After placing an order for the vehicle, which was as yet not even on the market, he’d had to wait a whole two years before it had finally been delivered. But on the day when he’d first driven his Rolls Royce through the streets of Hobart, Reginald had considered the wait worth every minute. With Evelyn seated beside him in her pretty straw hat and motoring veil, and the boys perched behind them in the rear seat, he’d felt like a king, and he’d known that he looked like one as every head had turned and people had stopped to stare and point. We are royalty on parade, he’d thought, and he hadn’t even minded the donkey brays he could hear coming from the back. Royal families after all were renowned for having their share of demented offspring.

The car had proved a great salve, and having now resigned himself to the fact that there would be no more sons, Reginald’s domestic life settled into a comfortably acceptable pattern. Evelyn and Hugh protected him from Rupert’s constant desire for physicality, although in doing so they were no doubt protecting Rupert from any adverse reaction.

‘Father doesn’t like to be cuddled, Rupert,’ Hugh would say when Rupert would occasionally forget his instructions and try to snuggle up against his father.

Rupert would back away immediately. ‘Father doesn’t like to be cuddled, Rupert,’ he would remind himself. Then he would look at Reginald with infinite compassion. ‘Poor Father,’ he would say.

Reginald would smile at the boy, a smile that was not even forced. ‘Yes, poor Father,’ he would say. With the rules laid down, he found it quite easy these days to be pleasant to the child.

The following year, however, the harmony of Reginald’s personal life was shattered by the shock of his mother’s death. Mathilda Stanford, always a strong, capable woman, had shown no sign of illness and her death came as a surprise to all those who knew her.

‘She had a good innings, Reginald,’ Amy said, intending in her practical fashion to offer comfort to her brother. ‘Mathilda was four years older than me, which would put her well over the three score years and ten that one hopes for, and she felt no pain. There’s little to grieve over, really.’

Amy Stanford-Balfour had come into town for the funeral, her son Edwin accompanying her on the train. Amy had considered it a show of respect to her father’s memory that she should attend his wife’s service and burial, and so, it appeared, had others. Mathilda’s funeral, although hardly the tribute to a life of prominence that Silas’s had been seven years previously, was well-attended, and by a number of Hobart’s most eminent citizens.
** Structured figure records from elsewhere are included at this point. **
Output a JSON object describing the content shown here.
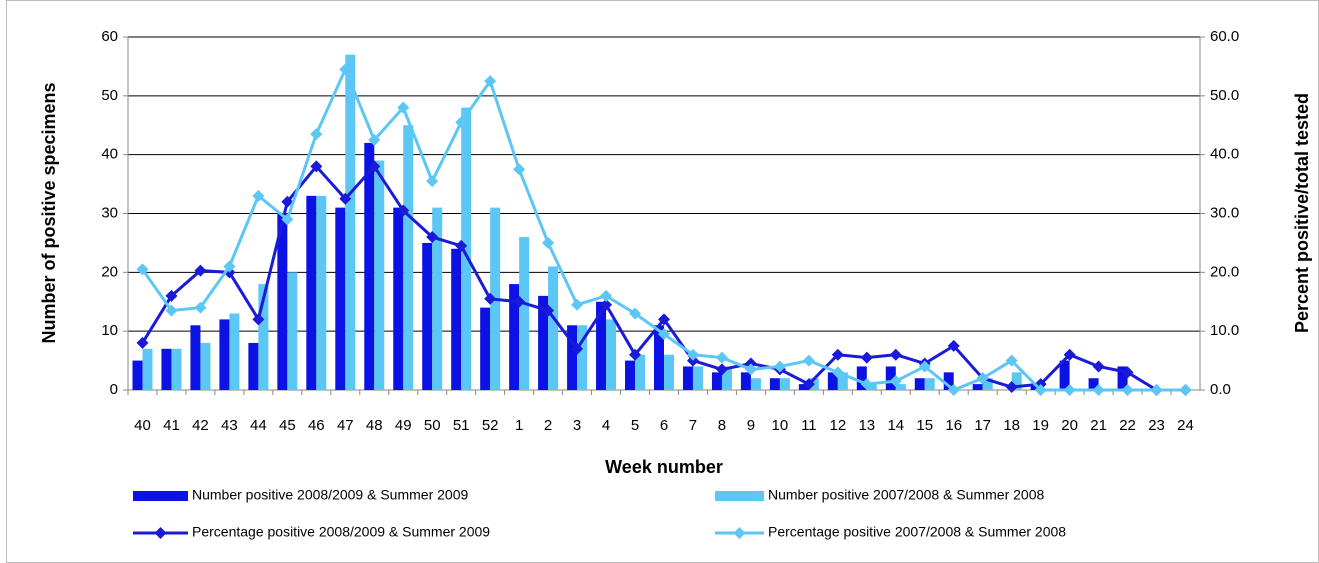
{
  "chart_data": {
    "type": "combo",
    "x_label": "Week number",
    "y_label": "Number of positive specimens",
    "y2_label": "Percent positive/total tested",
    "categories": [
      "40",
      "41",
      "42",
      "43",
      "44",
      "45",
      "46",
      "47",
      "48",
      "49",
      "50",
      "51",
      "52",
      "1",
      "2",
      "3",
      "4",
      "5",
      "6",
      "7",
      "8",
      "9",
      "10",
      "11",
      "12",
      "13",
      "14",
      "15",
      "16",
      "17",
      "18",
      "19",
      "20",
      "21",
      "22",
      "23",
      "24"
    ],
    "ylim": [
      0,
      60
    ],
    "yticks": [
      0,
      10,
      20,
      30,
      40,
      50,
      60
    ],
    "y2lim": [
      0,
      60
    ],
    "y2ticks": [
      {
        "value": 0,
        "label": "0.0"
      },
      {
        "value": 10,
        "label": "10.0"
      },
      {
        "value": 20,
        "label": "20.0"
      },
      {
        "value": 30,
        "label": "30.0"
      },
      {
        "value": 40,
        "label": "40.0"
      },
      {
        "value": 50,
        "label": "50.0"
      },
      {
        "value": 60,
        "label": "60.0"
      }
    ],
    "grid": true,
    "legend_position": "bottom",
    "series": [
      {
        "name": "Number positive 2008/2009 & Summer 2009",
        "type": "bar",
        "color": "#0c12e4",
        "values": [
          5,
          7,
          11,
          12,
          8,
          30,
          33,
          31,
          42,
          31,
          25,
          24,
          14,
          18,
          16,
          11,
          15,
          5,
          11,
          4,
          3,
          3,
          2,
          1,
          3,
          4,
          4,
          2,
          3,
          1,
          0,
          1,
          5,
          2,
          4,
          0,
          0
        ]
      },
      {
        "name": "Number positive 2007/2008 & Summer 2008",
        "type": "bar",
        "color": "#5cc6f4",
        "values": [
          7,
          7,
          8,
          13,
          18,
          20,
          33,
          57,
          39,
          45,
          31,
          48,
          31,
          26,
          21,
          11,
          12,
          6,
          6,
          4,
          4,
          2,
          2,
          2,
          3,
          1,
          1,
          2,
          0,
          2,
          3,
          0,
          0,
          0,
          0,
          0,
          0
        ]
      },
      {
        "name": "Percentage positive 2008/2009 & Summer 2009",
        "type": "line",
        "axis": "y2",
        "color": "#1a1ad8",
        "values": [
          8,
          16,
          20.3,
          20,
          12,
          32,
          38,
          32.5,
          38,
          30.5,
          26,
          24.5,
          15.5,
          15,
          13.5,
          7,
          14.5,
          6,
          12,
          5,
          3.5,
          4.5,
          3.5,
          1,
          6,
          5.5,
          6,
          4.5,
          7.5,
          2,
          0.5,
          1,
          6,
          4,
          3,
          0,
          0
        ]
      },
      {
        "name": "Percentage positive 2007/2008 & Summer 2008",
        "type": "line",
        "axis": "y2",
        "color": "#5cc6f4",
        "values": [
          20.5,
          13.5,
          14,
          21,
          33,
          29,
          43.5,
          54.5,
          42.5,
          48,
          35.5,
          45.5,
          52.5,
          37.5,
          25,
          14.5,
          16,
          13,
          9.5,
          6,
          5.5,
          3.5,
          4,
          5,
          3,
          1,
          1.5,
          4,
          0,
          2,
          5,
          0,
          0,
          0,
          0,
          0,
          0
        ]
      }
    ]
  }
}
Reginald, following the same plan he’d adopted at his father’s funeral, had invited everyone back to Stanford House for the wake.

‘But it was so unexpected, Amy,’ he said as they sat together in a corner sipping at their glasses of fruit punch, while the servants milled among the guests with cups of tea and drinks and trays of sandwiches and cake. ‘My mother never had a day’s illness in her life.’

‘I think she’d simply lost the desire to live,’ Amy said. ‘Our father had been her entire existence – she really did love him, you know. With no purpose in her life, she just faded away. At least that’s my opinion.’

Reginald took umbrage. ‘What about me and my family?’ he said indignantly. ‘Surely we were purpose enough.’ He’d nearly said ‘me and my son’, but he’d managed to stop himself in time.

‘That’s just it, Reginald,’ Amy tempered her reply, realising how deeply affected he’d been by the shock of his mother’s death. ‘You have a family,’ she said gently. ‘Much as you loved your mother, you didn’t really
need
her, and Mathilda needed to be needed, that’s all I’m saying.’